It’s been 10 years since the Microsoft antitrust case began. The cost of the litigation — in time, money, and diversion of executive resources — has been enormous. With the nation transfixed by Enron’s $60 billion collapse, it’s worth recalling that Microsoft’s shareholders suffered an $80 billion erosion in market value on a single day — April 3, 2000, when Judge Thomas Penfield Jackson issued his conclusions of law.

Now the case continues on two parallel tracks: (1) In a Washington, D.C. courtroom, a federal judge ponders whether a long-awaited settlement between Microsoft and the Justice Department serves the public interest. (2) In that same court, before the same judge, nine defecting states — out of 20 who had originally joined the federal suit — demand that Microsoft’s conduct be more severely restricted. Both court proceedings are based on the same trial, the same findings of fact, and the same conclusions of law. Both proceedings allege the same injuries to the same people.

If that sounds like two bites at the apple for the non-settling states, double jeopardy for Microsoft, and a waste of taxpayer resources, that’s exactly what it is. Forty-one of 50 states accept the Justice Department’s assessment that the settlement advances the public interest. Thirty of those states didn’t even sue Microsoft, two others abandoned the suit, and nine more signed onto the settlement. That left the District of Columbia and nine seceding states asserting that Congress intended their view of the public interest to displace the view of the Justice Department. They would substitute themselves as enforcers of the federal antitrust laws.

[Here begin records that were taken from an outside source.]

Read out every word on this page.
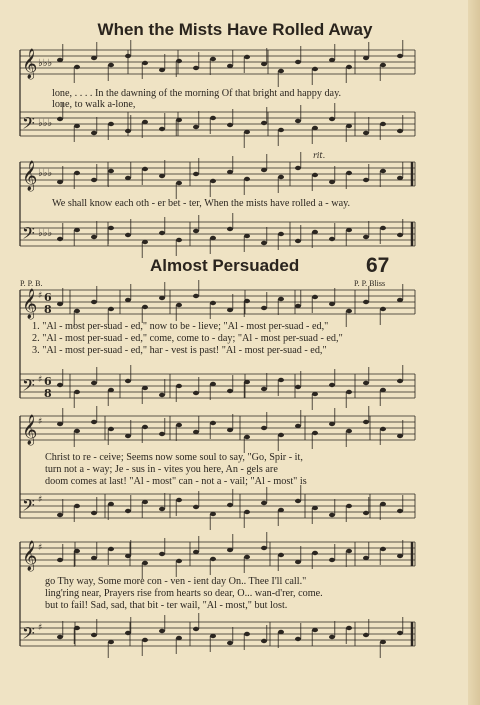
𝄞
𝄢
𝄞
𝄢
𝄞
𝄢
𝄞
𝄢
𝄞
𝄢
♭♭♭
♭♭♭
♭♭♭
♭♭♭
♯ 6
8
♯ 6
8
♯
♯
♯
♯
rit.
When the Mists Have Rolled Away
lone, . . . . In the dawning of the morning Of that bright and happy day.
lone, to walk a-lone,
We shall know each oth - er bet - ter, When the mists have rolled a - way.
Almost Persuaded	67
P. P. B.	P. P. Bliss
1. "Al - most per-suad - ed," now to be - lieve; "Al - most per-suad - ed,"
2. "Al - most per-suad - ed," come, come to - day; "Al - most per-suad - ed,"
3. "Al - most per-suad - ed," har - vest is past! "Al - most per-suad - ed,"
Christ to re - ceive; Seems now some soul to say, "Go, Spir - it,
turn not a - way; Je - sus in - vites you here, An - gels are
doom comes at last! "Al - most" can - not a - vail; "Al - most" is
go Thy way, Some more con - ven - ient day On.. Thee I'll call."
ling'ring near, Prayers rise from hearts so dear, O... wan-d'rer, come.
but to fail! Sad, sad, that bit - ter wail, "Al - most," but lost.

The nine states have not argued that their state laws yield a different result than federal law. In fact, the states concede that their state claims “neither enlarge nor conflict with federal law.” Nor do they claim that Microsoft’s behavior affected their citizens in a manner different from other citizens across the country. Yet they want much broader relief than the settlement affords — to vindicate their singular view of the public interest.

Yes, states have so-called parens patriae authority under federal antitrust statutes to sue on behalf of their residents. But Congress did not intend that those states — in a case where the Justice Department has already spoken — could supersede the role of the federal government. Moreover, states are not empowered to seek remedies that affect citizens in every state of the union — remedies that dictate nationwide product design, restrict Microsoft’s business dealings everywhere, even expropriate Microsoft’s federally protected intellectual property and provide it royalty-free to Microsoft’s competitors.

Here’s how the Supreme Court put it in BMW v. Gore (1996): “[N]o single state could … impose its own policy choice on neighboring states. No state can legislate except with reference to its own jurisdiction.… [O]ne state’s power to impose burdens on the interstate market … is not only subordinate to the federal power … but is also constrained by the need to respect the interests of other states.”

Consider as well the remarks of respected federal appeals judge Richard Posner, who mediated an abortive Microsoft settlement two years ago. Posner offered these recommendations in a recent issue of the Antitrust Law Journal: “I would like to see, first, the states stripped of their authority to bring antitrust suits, federal or state, except … where the state is suing firms that are fixing the prices of goods or services that they sell to the state.… [States] are too subject to influence by … competitors. This is a particular concern when the [competitor] is a major political force in that state. A situation in which the benefits of government action are concentrated in one state and the costs in other states is a recipe for irresponsible state action.” Amen to that.

So what is a state to do if it doesn’t like the settlement? The Tunney Act establishes a comprehensive process — now unfolding in federal court — for determining whether antitrust decrees are in the public interest, and how non-settling parties can voice their objections. Indeed, the nine states filed comments and submitted parts of a deposition, but they didn’t participate further in the Tunney Act proceedings. Mostly, the states rejected the formula prescribed by Congress so they could pursue their own strategy to override the federal settlement.

Initially, the Justice Department and 20 states, responding to the special interests of rival businesses, combined to challenge Microsoft. Now, with that challenge resolved to the satisfaction of almost everyone, nine out of 50 states shouldn’t be allowed to wreck the settlement — or even delay it long enough to spoil our economic recovery. It’s time to let the software industry get back to serving its customers, and get the state attorneys general out of the business of enforcing federal antitrust law.